A key reason: more than 60% of a company’s overall IT spend is being driven by individual business units versus traditional IT departments, making it difficult for companies to fully benefit from the Cloud services they are subscribing to.
Another significant part of the problem is that most organizations continue to fund their IT investments without aligning to revenue potential and innovative projects: two in three business decision makers said IT funding is too traditional and is stifling innovation, while one in three IT-decision makers admit their organizations’ IT funding models are hindering them from IT innovation, according to Oracle’s Putting Cultural Transformation at the Heart of Cloud Success report. For the research, Oracle partnered with Coleman Parkes to survey 600 senior IT and line of business decision makers across Europe and the Middle East
Time to change funding models
The findings reveal businesses must rethink their IT funding models and undergo a cultural transformation in order to fully exploit the benefits of cloud computing. One third (33%) of respondents say an inappropriate IT funding model is inhibiting their business. One third (33%) also believe their company’s IT culture is unfit for the cloud computing age.
Tellingly, 72% of respondents say a new cloud funding model will allow IT departments to deliver more cloud services to the business, and 70% expect it will help the company to reduce costs.

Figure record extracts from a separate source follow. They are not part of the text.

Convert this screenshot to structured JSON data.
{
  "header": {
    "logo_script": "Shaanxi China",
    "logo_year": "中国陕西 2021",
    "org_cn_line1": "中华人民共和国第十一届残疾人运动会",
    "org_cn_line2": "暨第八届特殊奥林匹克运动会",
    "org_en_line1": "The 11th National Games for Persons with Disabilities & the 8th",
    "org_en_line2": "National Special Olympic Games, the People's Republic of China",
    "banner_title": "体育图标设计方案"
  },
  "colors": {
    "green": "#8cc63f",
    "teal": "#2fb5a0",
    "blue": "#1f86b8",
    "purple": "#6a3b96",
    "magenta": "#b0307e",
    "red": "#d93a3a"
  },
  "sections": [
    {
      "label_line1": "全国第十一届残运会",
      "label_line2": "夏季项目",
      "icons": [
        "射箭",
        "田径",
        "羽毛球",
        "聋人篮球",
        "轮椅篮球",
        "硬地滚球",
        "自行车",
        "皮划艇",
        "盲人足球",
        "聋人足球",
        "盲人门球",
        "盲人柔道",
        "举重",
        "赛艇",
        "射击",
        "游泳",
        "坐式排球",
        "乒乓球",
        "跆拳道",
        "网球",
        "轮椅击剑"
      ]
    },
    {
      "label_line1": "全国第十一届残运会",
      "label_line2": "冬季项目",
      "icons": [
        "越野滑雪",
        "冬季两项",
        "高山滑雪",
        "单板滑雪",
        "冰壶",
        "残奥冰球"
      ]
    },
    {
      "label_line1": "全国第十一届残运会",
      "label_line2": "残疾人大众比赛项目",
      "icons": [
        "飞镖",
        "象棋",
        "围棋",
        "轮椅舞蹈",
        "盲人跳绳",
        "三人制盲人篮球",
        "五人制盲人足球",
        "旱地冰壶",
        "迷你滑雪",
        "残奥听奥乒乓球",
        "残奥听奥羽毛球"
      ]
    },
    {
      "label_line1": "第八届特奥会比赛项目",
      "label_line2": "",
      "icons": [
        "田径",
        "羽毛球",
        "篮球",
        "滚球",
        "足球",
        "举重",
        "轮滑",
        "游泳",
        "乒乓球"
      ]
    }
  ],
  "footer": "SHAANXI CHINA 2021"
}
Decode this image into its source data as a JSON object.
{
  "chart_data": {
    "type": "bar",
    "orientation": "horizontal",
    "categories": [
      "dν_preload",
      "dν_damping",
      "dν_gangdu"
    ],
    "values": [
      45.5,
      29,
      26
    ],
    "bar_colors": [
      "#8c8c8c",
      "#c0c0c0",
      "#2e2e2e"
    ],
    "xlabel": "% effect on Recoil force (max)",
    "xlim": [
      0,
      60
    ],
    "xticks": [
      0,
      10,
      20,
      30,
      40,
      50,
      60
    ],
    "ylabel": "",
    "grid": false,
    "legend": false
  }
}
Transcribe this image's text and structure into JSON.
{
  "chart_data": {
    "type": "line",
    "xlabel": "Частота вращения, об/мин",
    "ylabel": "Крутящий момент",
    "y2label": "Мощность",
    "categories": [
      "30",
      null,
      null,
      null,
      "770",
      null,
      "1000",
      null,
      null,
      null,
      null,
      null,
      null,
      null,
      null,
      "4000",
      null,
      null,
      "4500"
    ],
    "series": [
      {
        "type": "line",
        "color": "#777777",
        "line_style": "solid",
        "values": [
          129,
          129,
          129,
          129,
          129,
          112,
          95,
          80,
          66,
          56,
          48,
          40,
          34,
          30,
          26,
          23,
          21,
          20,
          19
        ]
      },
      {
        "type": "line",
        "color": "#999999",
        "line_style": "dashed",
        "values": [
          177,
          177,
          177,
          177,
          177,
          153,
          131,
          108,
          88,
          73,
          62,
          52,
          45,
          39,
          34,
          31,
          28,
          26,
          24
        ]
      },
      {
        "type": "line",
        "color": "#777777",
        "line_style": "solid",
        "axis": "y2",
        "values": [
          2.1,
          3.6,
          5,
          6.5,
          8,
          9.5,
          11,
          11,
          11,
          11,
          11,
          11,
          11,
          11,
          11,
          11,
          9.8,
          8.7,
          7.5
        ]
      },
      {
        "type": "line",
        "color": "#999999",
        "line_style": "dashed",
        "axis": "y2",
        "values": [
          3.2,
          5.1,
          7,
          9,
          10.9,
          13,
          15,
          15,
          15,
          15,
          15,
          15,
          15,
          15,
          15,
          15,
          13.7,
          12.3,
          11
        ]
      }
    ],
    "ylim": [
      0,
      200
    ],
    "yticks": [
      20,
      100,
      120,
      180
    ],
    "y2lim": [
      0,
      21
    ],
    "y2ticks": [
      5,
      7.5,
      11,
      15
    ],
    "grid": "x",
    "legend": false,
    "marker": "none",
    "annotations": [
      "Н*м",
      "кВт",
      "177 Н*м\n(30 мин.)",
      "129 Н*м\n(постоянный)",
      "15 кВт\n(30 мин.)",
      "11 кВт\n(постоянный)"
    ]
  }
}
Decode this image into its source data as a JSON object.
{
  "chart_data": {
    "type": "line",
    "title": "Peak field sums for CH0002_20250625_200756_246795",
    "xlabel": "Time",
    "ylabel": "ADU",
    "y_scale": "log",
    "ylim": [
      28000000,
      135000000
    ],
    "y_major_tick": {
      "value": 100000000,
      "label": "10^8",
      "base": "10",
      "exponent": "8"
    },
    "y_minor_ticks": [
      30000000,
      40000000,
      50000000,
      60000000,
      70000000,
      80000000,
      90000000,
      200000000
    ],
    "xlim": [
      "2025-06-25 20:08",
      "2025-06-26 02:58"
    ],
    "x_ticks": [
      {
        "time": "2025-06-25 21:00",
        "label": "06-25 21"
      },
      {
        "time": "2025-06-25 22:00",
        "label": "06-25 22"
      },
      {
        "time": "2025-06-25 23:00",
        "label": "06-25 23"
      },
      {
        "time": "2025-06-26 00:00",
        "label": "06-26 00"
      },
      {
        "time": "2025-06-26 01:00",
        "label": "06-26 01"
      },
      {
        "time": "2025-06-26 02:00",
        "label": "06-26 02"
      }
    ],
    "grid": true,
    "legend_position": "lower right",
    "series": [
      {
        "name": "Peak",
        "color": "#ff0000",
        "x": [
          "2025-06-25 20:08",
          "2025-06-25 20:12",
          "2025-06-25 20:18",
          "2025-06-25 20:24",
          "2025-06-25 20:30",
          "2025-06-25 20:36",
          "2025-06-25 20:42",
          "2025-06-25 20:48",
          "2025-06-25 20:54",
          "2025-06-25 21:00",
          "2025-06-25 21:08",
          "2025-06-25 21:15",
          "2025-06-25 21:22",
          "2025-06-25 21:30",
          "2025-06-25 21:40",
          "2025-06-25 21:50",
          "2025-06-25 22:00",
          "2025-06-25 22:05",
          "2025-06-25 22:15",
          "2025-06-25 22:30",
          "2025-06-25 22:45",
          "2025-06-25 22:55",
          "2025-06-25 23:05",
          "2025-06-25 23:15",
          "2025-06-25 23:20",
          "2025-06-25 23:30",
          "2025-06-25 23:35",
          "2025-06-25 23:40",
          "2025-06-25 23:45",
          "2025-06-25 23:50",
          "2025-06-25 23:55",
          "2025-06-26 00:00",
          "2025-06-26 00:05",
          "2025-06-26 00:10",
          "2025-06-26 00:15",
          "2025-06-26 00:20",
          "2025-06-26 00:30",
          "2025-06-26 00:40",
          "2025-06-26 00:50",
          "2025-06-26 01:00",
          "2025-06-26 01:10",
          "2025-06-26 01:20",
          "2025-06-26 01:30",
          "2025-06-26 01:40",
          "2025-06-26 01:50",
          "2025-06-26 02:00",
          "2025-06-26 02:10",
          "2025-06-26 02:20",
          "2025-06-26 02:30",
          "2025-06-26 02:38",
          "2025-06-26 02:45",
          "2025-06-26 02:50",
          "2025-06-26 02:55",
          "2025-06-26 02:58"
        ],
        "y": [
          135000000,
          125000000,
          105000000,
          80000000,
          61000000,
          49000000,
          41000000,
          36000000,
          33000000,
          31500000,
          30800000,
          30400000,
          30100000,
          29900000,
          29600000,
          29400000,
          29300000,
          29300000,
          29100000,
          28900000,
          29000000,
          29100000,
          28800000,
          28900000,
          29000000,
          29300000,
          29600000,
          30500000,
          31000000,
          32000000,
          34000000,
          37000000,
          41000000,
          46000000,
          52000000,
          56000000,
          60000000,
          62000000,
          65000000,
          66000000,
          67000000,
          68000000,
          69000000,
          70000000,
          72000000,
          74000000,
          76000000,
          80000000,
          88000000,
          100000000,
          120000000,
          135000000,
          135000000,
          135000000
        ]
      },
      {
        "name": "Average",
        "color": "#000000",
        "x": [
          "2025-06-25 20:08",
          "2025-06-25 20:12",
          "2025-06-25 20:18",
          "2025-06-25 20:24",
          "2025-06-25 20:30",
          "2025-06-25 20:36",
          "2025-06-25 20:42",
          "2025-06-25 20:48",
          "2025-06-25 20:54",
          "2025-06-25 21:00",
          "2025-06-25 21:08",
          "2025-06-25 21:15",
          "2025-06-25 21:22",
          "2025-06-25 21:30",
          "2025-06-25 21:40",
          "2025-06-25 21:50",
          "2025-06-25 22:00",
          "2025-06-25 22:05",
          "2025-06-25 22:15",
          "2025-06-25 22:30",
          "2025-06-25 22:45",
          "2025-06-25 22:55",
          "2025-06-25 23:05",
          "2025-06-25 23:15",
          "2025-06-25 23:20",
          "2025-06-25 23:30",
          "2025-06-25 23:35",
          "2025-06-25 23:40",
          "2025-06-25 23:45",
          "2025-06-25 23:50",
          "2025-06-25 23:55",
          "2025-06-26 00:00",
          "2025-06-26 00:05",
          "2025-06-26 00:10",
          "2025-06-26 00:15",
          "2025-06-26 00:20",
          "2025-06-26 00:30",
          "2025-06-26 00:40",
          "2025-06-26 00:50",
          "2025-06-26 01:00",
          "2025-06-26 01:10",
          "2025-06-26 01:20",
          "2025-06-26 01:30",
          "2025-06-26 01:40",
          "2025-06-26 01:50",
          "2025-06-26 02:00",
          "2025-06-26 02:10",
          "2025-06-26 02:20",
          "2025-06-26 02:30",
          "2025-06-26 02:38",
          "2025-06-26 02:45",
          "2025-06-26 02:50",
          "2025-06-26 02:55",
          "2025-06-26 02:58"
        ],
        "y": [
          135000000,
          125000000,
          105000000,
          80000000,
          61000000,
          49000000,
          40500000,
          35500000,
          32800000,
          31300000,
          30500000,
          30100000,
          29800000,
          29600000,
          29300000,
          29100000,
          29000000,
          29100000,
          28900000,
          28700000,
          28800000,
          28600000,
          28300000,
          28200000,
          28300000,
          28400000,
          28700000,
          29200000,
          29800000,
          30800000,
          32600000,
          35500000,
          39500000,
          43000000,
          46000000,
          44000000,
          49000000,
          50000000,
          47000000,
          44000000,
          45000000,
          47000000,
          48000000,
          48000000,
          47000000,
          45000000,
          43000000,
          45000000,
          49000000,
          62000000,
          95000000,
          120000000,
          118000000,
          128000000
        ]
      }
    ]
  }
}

Shedding light on Shadow IT
The Oracle study also found that increased IT spend outside the IT team (also known as Shadow IT) is standing in the business’ way. More than one third (35%) of technology respondents believe Shadow IT practices are inhibiting the ability of IT to deliver on business goals. Indeed, 46% said the approach they’ve taken to cloud so far has increased integration costs, with the same percentage saying it has led to the creation of data siloes.
Additionally, the vast majority of respondents (95%) believe Shadow IT is a major cause of complexity. Roughly one-third say leaving lines of business to manage their IT-spend independently results in increased security concerns, making funding more difficult to manage, and diluting the company’s control of its IT.